My trading strategy can be traded long or short in any market environment. Trading long is the process of buying to open and then selling to close a market position, similar to any normal share market transaction. Short-selling is the process of selling to open a market position in the expectation to buy-back later to close that market position to potentially profit from a fall in the market price. I use a gap entry method combined with a 150-day Moving Average calculation to determine the initial entry signal. The gap is the difference between today’s opening price relative to yesterday’s closing price, which must be within a specific pre-determined price range on market open.

Along with these tips, keep in mind that FX trading is a form of gambling. If you have an addictive personality or if you are prone to gambling problems, FX trading should be approached with caution.

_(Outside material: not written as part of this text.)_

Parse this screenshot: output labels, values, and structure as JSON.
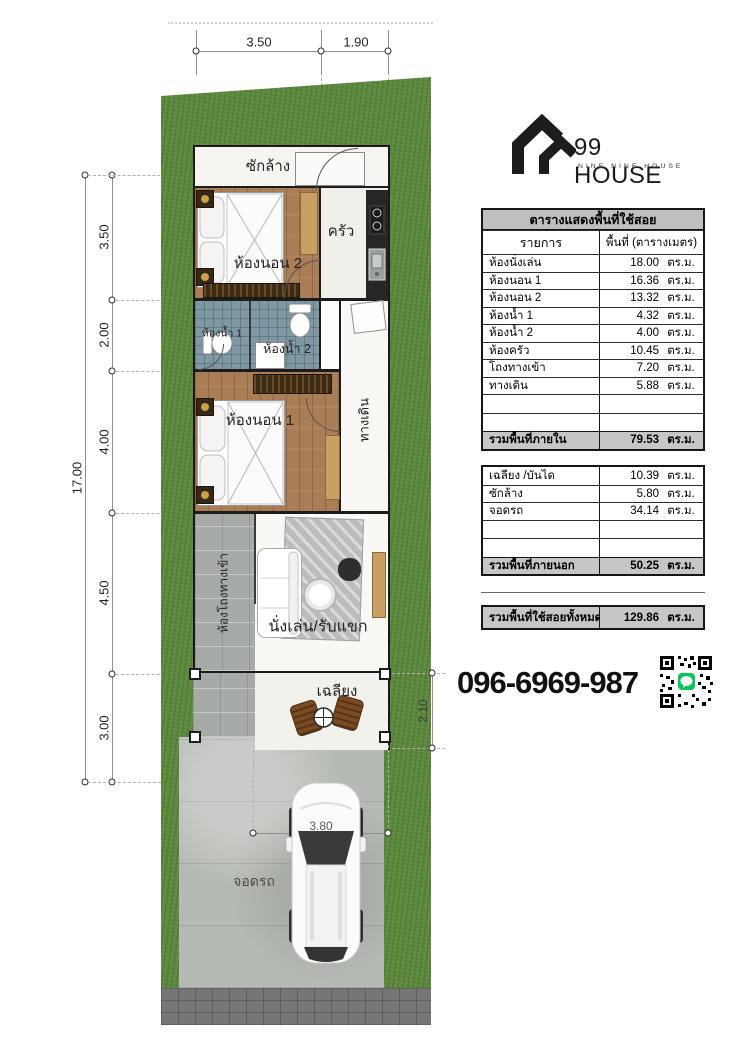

The opening range breakout is a great strategy to use to enter a trade. There are a couple ways to do this. You can wait a certain period of time, say 15 minutes, and if the stock breaks above its high of the first 15 minutes after opening to the upside, then look to go long. You can place a stop below the low of the first 15 minutes, or use some sort of trailing stop based upon recent price volatility.

No matter what strategy you apply to daytrading stocks, it is always a good idea to pay attention to those stocks with gap openings! And of course, it is crucial to apply a good risk management strategy, because no trading strategy is full proof. The bottom line is to make more money on your winning trades than you lose on your losing trades. Make that happen, and you will come out ahead in the long run! you can be published without charge. You can to republish this article in your website or blog. Please provide links Active.